Comme on peut le voir dans le film-documentaire, Diabi joue, une fois de plus, un rôle central dans la création des « Étoiles Vagabondes ». Il canalise et rassemble les énergies de tous les musiciens fous embarqués sur le projet. Mais surtout, il force Nekfeu à travailler.
Enregistrements dans plusieurs pays étrangers, sessions studios interminables, choix des morceaux… La création de cet album fut une prise de tête permanente. Mais pour la première fois de sa carrière, Diabi a le sentiment de produire des morceaux pleinements aboutis. C’est le cas d’Alunissons notamment.
« Ce morceau a pris cinq mois à être fait, ça a été une vraie galère. En fait, c’est le morceau dont je suis le plus satisfait au final parce qu’on est allés au bout de notre idée. » — Diabi pour l’Abcdr du son.
Après la sortie de l’album, Diabi a délaissé quelques temps les studios. Comme un besoin de souffler après une période aussi prenante. Plus récemment, on l’a retrouvé sur quelques projets assez variés comme ceux de Népal, de Sneazzy, mais aussi sur le dernier album de Gambi avec le titre PUFF PUFF PUFF. Une variété de placement qui démontre bien l’étendu de son talent et prouve qu’il n’existe pas un réel « son Diabi ».
Le son Diabi
Contrairement à certains producteurs reconnaissables par leurs rythmiques ou leurs tags, Diabi ne sonne jamais pareil. Chaque instrumentale est unique, comme un heureux accident.
« Une prod qu’on m’a demandée mille fois, c’est Skyclub de Népal. Je l’ai faite sur le moment, et je ne reproduirai jamais le même truc. D’ailleurs, je déteste les batteries de ce morceau. » — Diabi pour l’Abcdr du son.
La musique de Diabi est vivante, pleine d’effets et de distorsions. Il aime travailler sur la texture du son. Un style hérité de son frère de clavier, Népal, qui jadis, trouvait les prods de Diabi trop lisses. Un son de l’instant et de l’instinct porté par des samples mais surtout par des collaborations avec des musiciens ou des chanteurs comme sur le somptueux Ciel Noir.
Enfin ce qui définit le mieux le travail musical de Diabi, c’est peut être les à‑côtés. Les liens forts qu’il a su tisser avec les artistes qu’il a accompagnés. Que ce soit avec Georgio ou Nekfeu, Diabi est bien plus qu’un producteur. Il est avant tout un ami, presque un confident. Une complicité et un suivi des artistes qui permettent la création d’œuvres complètes et cohérentes comme « Cyborg », « Bleu Noir » ou encore « Les Etoiles Vagabondes ».

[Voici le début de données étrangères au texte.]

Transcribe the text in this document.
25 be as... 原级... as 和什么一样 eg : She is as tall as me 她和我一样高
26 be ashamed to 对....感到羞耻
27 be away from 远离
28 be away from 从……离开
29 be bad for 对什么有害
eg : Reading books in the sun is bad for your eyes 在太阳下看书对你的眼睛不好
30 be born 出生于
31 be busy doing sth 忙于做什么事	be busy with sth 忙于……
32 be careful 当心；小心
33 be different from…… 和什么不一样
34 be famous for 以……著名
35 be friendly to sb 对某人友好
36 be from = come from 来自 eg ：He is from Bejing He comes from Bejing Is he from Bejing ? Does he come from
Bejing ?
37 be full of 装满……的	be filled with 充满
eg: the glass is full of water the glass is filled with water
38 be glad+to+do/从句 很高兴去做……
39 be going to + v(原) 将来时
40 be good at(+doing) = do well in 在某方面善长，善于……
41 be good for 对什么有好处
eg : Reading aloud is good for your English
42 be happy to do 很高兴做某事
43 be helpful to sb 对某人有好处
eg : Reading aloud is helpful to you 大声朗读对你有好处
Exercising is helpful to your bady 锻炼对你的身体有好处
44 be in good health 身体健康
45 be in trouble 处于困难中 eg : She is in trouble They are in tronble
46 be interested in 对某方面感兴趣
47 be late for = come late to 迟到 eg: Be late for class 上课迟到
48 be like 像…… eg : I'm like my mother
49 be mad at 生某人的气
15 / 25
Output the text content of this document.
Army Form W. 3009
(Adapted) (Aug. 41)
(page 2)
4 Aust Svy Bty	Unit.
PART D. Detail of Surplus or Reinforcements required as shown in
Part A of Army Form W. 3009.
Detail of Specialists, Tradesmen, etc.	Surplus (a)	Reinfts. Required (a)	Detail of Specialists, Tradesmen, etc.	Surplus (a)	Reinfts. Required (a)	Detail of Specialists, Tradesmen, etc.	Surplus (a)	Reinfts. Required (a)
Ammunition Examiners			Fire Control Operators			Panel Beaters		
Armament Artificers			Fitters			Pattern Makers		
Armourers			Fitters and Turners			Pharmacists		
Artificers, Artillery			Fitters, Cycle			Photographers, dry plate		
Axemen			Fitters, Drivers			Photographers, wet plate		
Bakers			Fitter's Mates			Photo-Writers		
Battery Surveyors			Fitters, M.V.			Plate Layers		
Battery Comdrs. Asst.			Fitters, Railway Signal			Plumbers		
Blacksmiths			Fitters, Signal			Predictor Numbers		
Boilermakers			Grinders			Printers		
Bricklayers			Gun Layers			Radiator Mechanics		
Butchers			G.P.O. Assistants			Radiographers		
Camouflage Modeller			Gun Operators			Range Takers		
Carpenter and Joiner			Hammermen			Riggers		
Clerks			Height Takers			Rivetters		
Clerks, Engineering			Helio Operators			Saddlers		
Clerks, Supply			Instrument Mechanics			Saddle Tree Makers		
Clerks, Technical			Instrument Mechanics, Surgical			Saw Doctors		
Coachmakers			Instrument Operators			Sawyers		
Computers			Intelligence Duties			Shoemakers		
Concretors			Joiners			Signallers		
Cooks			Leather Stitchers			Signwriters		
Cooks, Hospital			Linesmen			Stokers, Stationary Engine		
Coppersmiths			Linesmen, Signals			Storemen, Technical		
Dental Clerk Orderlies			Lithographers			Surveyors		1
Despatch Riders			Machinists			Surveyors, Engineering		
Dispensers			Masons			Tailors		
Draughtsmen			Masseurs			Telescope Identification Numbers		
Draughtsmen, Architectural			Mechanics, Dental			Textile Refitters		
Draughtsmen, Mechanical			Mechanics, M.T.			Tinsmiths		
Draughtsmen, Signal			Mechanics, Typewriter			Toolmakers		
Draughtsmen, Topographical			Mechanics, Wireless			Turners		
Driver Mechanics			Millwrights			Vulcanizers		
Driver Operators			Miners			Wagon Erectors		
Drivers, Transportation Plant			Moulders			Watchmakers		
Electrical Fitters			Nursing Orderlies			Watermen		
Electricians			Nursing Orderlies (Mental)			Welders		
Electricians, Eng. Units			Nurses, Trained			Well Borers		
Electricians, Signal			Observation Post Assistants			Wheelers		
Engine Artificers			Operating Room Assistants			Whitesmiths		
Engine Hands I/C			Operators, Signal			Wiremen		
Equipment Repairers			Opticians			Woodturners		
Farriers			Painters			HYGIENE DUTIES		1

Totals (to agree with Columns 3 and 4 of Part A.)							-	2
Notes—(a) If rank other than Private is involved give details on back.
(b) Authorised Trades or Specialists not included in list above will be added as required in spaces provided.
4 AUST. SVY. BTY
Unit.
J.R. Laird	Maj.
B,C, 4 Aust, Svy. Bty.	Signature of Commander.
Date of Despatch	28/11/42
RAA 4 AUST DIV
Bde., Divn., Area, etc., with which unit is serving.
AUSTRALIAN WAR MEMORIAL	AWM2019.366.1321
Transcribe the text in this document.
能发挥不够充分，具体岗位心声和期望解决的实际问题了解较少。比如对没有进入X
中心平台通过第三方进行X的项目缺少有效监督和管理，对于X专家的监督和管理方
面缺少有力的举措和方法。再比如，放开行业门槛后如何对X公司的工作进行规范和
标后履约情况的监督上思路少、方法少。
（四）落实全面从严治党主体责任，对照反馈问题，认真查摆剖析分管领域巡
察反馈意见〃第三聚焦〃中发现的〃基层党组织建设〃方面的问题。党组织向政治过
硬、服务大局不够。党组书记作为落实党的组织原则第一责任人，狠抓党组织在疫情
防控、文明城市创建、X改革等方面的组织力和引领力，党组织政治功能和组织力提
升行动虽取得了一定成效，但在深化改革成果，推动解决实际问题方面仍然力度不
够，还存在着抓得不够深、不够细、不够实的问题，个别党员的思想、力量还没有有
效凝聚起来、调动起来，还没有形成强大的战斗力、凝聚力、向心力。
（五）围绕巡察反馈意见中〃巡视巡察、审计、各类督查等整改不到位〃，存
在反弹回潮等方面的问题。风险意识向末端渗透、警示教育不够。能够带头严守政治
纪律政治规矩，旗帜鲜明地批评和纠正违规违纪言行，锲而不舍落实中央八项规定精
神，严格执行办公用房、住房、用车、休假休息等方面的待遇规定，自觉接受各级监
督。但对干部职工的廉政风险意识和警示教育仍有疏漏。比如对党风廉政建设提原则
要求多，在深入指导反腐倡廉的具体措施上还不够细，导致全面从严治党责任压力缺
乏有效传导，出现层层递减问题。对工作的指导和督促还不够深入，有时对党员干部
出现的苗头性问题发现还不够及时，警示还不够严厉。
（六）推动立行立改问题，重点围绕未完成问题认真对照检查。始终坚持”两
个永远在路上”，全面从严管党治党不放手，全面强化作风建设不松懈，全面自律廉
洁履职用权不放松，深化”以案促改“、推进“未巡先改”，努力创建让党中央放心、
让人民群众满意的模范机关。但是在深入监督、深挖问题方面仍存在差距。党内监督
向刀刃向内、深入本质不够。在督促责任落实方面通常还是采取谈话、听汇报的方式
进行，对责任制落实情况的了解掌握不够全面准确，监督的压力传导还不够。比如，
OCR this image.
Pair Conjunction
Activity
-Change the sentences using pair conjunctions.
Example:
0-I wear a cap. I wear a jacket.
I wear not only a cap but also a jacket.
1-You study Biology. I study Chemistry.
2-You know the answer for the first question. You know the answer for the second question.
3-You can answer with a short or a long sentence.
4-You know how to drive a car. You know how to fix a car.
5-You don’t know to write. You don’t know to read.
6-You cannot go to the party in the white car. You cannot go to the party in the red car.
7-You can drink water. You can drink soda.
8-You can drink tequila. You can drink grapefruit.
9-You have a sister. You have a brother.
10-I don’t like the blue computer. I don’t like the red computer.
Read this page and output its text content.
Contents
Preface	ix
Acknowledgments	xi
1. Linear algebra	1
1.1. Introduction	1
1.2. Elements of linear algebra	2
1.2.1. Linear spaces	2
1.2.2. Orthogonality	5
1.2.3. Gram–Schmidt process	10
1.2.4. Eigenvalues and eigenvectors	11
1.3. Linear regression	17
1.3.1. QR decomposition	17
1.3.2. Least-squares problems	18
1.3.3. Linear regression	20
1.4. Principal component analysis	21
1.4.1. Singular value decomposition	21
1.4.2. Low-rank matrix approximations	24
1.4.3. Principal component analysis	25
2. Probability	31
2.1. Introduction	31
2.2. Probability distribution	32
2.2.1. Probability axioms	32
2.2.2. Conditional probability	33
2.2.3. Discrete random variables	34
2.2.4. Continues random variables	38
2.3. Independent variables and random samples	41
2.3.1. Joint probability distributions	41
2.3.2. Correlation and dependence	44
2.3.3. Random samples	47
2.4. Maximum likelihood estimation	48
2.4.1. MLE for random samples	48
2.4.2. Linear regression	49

« Je me sens plus à l’aise de poser un morceau très personnel devant Diabi que je connais vraiment bien, qui est un vrai ami, plutôt que devant un ingé’ son que je n’ai jamais vu de ma vie. » - Georgio pour l’Abcdr du son.
Une approche que le producteur parisien souhaite garder pour la suite de sa carrière. Dans un entretien pour Yard début mai, il annonçait que son prochain défi serait de réussir à construire tout un projet artistique avec un rappeur inconnu du grand public. La suite logique d’une carrière, entre ombre et lumière.